Corporate Governance

We look for ongoing improvement of our corporate governance system, implementing best practices and intensifying relationships among shareholders, board of directors and controlling bodies. In this process, principles are translated into objective recommendations, aligning interests and the goal of optimizing the value of the organization, thus contributing to its longevity.

General Assembly: Made up of shareholders of the companies of our Group, it decides on their structural and directive subjects, being the highest instance of the organization.

Board of Directors: Collegiate and autonomous within its prerogatives and responsibilities, according to Law and Articles of Incorporation, its responsibility is to deliberate on Petrocoque’s matters, but also to recommend deliberations to the General Assembly for every company of the Group, and may present and formalize its manifestations and opinions on our activities, according to the organization’s Corporate Governance Guidelines.

Compensation Committee: Made up by two full  the members of the Board of Director, is accountable for deliberations  on all issues  regarding Executive Directors’ compensation.
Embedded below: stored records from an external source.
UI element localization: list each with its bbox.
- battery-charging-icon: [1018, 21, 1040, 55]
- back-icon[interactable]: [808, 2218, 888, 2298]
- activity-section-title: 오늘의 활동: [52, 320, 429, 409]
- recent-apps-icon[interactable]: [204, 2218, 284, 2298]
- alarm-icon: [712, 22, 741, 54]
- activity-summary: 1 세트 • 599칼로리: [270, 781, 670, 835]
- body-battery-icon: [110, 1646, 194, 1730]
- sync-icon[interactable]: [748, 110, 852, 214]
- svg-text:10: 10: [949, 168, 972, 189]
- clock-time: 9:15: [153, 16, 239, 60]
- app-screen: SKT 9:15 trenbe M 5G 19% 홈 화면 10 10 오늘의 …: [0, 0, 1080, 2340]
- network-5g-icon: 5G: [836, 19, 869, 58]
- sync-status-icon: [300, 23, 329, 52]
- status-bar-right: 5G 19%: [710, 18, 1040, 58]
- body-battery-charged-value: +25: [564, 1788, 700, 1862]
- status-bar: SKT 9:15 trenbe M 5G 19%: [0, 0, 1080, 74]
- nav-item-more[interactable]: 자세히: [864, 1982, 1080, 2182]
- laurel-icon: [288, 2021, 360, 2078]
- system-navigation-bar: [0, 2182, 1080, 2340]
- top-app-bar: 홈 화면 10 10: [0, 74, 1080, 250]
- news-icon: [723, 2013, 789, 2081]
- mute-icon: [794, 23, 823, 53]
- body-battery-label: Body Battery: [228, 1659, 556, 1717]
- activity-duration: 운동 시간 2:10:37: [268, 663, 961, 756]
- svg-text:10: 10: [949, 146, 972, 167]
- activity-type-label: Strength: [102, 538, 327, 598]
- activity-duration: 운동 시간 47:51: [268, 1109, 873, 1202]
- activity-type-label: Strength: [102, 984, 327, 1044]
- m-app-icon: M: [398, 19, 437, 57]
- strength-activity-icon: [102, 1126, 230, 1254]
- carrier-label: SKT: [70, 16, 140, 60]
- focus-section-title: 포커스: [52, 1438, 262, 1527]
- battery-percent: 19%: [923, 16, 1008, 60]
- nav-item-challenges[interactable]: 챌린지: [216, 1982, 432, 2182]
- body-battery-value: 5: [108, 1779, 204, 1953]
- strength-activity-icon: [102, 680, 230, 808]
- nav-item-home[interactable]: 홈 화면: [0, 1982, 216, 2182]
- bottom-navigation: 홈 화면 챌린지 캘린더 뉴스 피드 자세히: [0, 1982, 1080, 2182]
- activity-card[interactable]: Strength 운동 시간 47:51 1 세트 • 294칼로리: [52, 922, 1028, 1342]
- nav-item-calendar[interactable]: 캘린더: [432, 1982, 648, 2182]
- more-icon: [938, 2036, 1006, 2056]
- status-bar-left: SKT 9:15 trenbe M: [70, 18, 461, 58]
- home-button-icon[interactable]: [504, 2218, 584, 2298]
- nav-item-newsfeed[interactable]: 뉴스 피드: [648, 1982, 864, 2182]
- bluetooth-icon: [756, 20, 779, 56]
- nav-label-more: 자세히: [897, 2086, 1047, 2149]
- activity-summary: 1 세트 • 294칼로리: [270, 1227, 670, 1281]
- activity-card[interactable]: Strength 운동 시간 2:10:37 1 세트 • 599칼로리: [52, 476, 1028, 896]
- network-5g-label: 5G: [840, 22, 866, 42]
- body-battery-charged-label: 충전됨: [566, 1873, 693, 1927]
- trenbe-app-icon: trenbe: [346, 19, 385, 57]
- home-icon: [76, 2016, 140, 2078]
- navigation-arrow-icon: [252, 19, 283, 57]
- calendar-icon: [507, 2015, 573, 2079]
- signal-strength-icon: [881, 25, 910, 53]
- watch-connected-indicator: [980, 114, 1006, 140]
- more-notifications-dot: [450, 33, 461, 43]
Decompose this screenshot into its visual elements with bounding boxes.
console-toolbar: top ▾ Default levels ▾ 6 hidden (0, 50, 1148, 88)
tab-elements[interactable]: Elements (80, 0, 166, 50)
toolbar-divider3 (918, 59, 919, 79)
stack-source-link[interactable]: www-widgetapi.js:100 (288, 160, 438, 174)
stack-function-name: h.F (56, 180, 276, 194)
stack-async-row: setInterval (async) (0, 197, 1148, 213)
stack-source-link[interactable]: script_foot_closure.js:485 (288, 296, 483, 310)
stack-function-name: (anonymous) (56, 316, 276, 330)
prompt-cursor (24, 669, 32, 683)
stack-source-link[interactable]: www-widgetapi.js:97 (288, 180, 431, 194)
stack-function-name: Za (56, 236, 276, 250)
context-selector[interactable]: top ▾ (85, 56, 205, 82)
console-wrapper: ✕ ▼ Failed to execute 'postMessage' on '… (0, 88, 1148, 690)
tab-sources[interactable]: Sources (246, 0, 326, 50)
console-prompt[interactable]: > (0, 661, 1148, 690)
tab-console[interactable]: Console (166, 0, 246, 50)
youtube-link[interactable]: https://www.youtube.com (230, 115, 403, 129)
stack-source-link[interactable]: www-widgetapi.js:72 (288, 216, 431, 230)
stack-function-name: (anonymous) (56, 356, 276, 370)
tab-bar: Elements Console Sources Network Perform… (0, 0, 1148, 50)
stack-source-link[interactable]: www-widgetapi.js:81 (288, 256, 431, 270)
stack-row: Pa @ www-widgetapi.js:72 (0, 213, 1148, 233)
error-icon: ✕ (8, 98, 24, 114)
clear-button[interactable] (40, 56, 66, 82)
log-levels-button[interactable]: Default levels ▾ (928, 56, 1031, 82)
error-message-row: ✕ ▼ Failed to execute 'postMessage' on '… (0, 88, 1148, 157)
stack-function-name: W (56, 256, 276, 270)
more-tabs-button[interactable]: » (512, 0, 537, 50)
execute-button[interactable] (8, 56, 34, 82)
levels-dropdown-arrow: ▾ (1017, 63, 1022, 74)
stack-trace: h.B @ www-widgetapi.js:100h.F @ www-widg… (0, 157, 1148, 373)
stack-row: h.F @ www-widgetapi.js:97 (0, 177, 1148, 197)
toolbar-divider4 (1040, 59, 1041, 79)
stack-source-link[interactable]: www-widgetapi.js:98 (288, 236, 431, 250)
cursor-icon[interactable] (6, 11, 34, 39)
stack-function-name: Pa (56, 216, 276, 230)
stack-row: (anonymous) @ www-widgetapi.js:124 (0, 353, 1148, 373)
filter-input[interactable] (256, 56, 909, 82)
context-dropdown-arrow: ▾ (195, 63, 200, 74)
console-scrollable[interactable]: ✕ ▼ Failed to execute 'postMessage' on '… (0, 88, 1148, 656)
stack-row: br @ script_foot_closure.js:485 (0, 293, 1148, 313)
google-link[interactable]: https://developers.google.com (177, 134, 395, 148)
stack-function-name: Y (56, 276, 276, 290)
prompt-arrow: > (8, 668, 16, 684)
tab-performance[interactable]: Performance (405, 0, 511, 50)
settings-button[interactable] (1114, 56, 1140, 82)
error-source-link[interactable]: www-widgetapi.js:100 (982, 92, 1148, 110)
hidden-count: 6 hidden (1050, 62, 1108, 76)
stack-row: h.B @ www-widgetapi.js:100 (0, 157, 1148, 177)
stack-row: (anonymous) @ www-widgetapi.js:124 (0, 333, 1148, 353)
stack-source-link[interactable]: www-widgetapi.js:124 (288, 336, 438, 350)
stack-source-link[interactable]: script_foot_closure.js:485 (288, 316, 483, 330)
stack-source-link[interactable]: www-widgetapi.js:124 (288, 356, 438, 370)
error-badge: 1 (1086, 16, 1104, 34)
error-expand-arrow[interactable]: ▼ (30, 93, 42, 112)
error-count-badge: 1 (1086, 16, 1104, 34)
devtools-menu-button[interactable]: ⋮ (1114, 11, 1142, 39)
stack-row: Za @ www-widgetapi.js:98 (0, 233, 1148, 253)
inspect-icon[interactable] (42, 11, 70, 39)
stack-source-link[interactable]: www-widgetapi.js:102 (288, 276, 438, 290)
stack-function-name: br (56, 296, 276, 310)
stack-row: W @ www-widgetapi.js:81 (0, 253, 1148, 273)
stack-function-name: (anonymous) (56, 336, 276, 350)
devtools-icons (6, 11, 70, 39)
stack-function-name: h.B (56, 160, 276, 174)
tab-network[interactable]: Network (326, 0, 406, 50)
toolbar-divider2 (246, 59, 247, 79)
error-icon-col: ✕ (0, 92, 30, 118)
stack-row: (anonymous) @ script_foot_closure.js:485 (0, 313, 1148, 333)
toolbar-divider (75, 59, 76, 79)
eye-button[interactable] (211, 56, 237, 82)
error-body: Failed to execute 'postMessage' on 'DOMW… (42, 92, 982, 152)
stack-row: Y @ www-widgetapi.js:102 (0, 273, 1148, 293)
Fiscal Council: Permanently constituted for each of our companies, this body is fully  independent from the Board of Directors and  External Auditors.

Executive Board: Elected by the Board of Directors, is made up of the following directors: Chief Executive Officer, Commercial Director, Industrial Director and Financial Director. Its task is to corporate manage our businesses, according to the mission, objectives, strategies and guidelines approved by the Board of Directors.